Chairman for the program, Justice Clemence Honyenuga says high courts judges in all the sixteen regions have been tasked to adjudicate all cases related to the program.
The chairman, an appeal court judge also revealed that government has fully taken over the funding of the program.
The Justice For All Programme was introduced in 2007 as part of the justice delivery process to rid the prisons of overcrowding.
Although statistics are not readily available, it has been reported that the programme has resulted in the reduction of remand prisoners from 33 per cent in 2007 to 12 per cent in the first quarter of 2019.

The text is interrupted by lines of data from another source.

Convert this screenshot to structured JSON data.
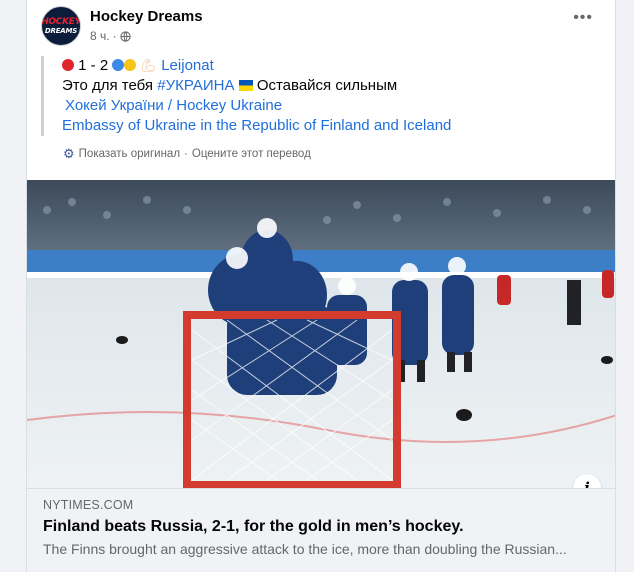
{
  "post": {
    "author": "Hockey Dreams",
    "time": "8 ч.",
    "separator": "·",
    "avatar_text_top": "HOCKEY",
    "avatar_text_bottom": "DREAMS",
    "more_icon": "•••"
  },
  "body": {
    "score_text": "1 - 2",
    "team_tag": "Leijonat",
    "line2_prefix": "Это для тебя",
    "hashtag": "#УКРАИНА",
    "line2_suffix": "Оставайся сильным",
    "mention1": "Хокей України / Hockey Ukraine",
    "mention2": "Embassy of Ukraine in the Republic of Finland and Iceland"
  },
  "translation": {
    "show_original": "Показать оригинал",
    "dot": "·",
    "rate": "Оцените этот перевод"
  },
  "link_preview": {
    "domain": "NYTIMES.COM",
    "title": "Finland beats Russia, 2-1, for the gold in men’s hockey.",
    "description": "The Finns brought an aggressive attack to the ice, more than doubling the Russian...",
    "info_icon": "i"
  },
  "colors": {
    "link": "#216fdb",
    "secondary_text": "#65676b",
    "card_bg": "#ffffff",
    "page_bg": "#f0f2f5",
    "finland_uniform": "#1f3f7a",
    "ice": "#e9eef1"
  },
  "icons": {
    "avatar": "hockey-dreams-logo",
    "audience": "globe-icon",
    "options": "more-options-icon",
    "translate": "gear-icon",
    "score_left": "red-circle-icon",
    "score_right": "blue-and-yellow-circle-icons",
    "flag": "ukraine-flag-icon",
    "muscle": "flexed-biceps-icon"
  }
}
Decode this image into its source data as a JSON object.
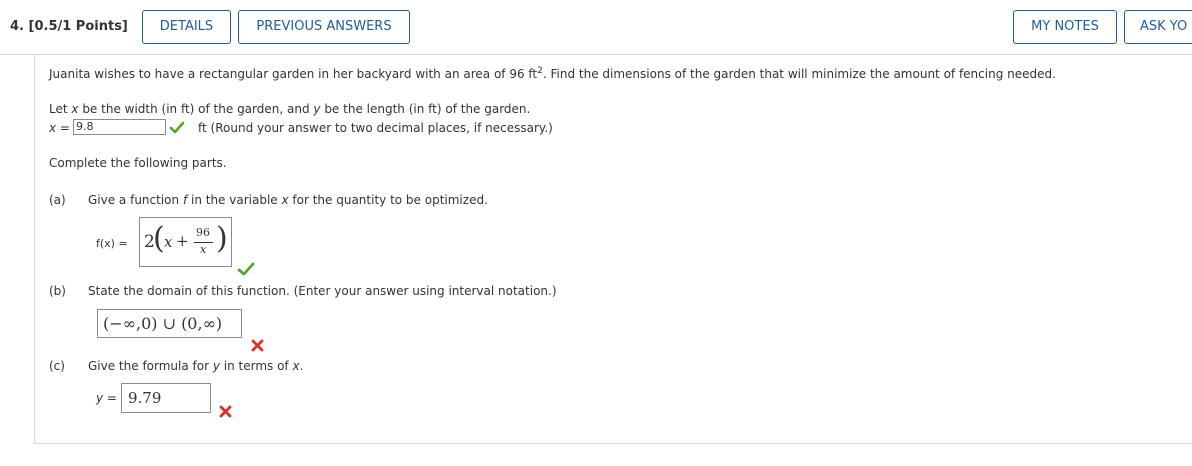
{
  "header": {
    "question_number": "4.",
    "points": "[0.5/1 Points]",
    "details_label": "DETAILS",
    "previous_answers_label": "PREVIOUS ANSWERS",
    "my_notes_label": "MY NOTES",
    "ask_label": "ASK YO"
  },
  "question": {
    "intro_before": "Juanita wishes to have a rectangular garden in her backyard with an area of 96 ft",
    "intro_sup": "2",
    "intro_after": ". Find the dimensions of the garden that will minimize the amount of fencing needed.",
    "let_line": {
      "p1": "Let ",
      "v1": "x",
      "p2": " be the width (in ft) of the garden, and ",
      "v2": "y",
      "p3": " be the length (in ft) of the garden."
    },
    "x_answer": {
      "label_var": "x",
      "label_eq": " =",
      "value": "9.8",
      "status": "correct",
      "hint": "ft (Round your answer to two decimal places, if necessary.)"
    },
    "complete_text": "Complete the following parts.",
    "parts": {
      "a": {
        "letter": "(a)",
        "p1": "Give a function ",
        "v1": "f",
        "p2": " in the variable ",
        "v2": "x",
        "p3": " for the quantity to be optimized.",
        "label": "f(x)  =",
        "answer": {
          "coef": "2",
          "var": "x",
          "plus": "+",
          "numerator": "96",
          "denominator": "x"
        },
        "status": "correct"
      },
      "b": {
        "letter": "(b)",
        "text": "State the domain of this function. (Enter your answer using interval notation.)",
        "answer": "(−∞,0) ∪ (0,∞)",
        "status": "incorrect"
      },
      "c": {
        "letter": "(c)",
        "p1": "Give the formula for ",
        "v1": "y",
        "p2": " in terms of ",
        "v2": "x",
        "p3": ".",
        "label_var": "y",
        "label_eq": " =",
        "answer": "9.79",
        "status": "incorrect"
      }
    }
  },
  "colors": {
    "accent": "#1f5c99",
    "correct": "#5ba02a",
    "incorrect": "#d9302c"
  }
}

Since its inception, cases have been heard by a judicial team from Accra, rendering the process slow.
The decentralization of the program, Justice Honyenuga explains, will ensure cases are determined on time and save the limited resources used in running the program.
During the siting, seventeen remand prisoners were set free while 21 others who were also on remand at the Koforidua Central Prison were granted bail.
Some of the beneficiaries had spent between 3 to 9 years on remand with trial yet to be commenced at the law courts.
Two were convicted and imprisoned; Ten applications for bail were refused and five applications were struck out.
While commending the Justice for All program initiative, the commander of the Koforidua central prisons, Deputy Director of Prisons(DDP), Benedict Bob-Dery expressed dissatisfaction with congestion in the Koforidua prison cells.
He said the facility which was originally built for a little over 400 inmates now accommodates over 730 inmates.
An assistant state attorney, Helen Samlafo who represented a team from the Attorney General's department bemoaned the slow pace of filing of cases by the police.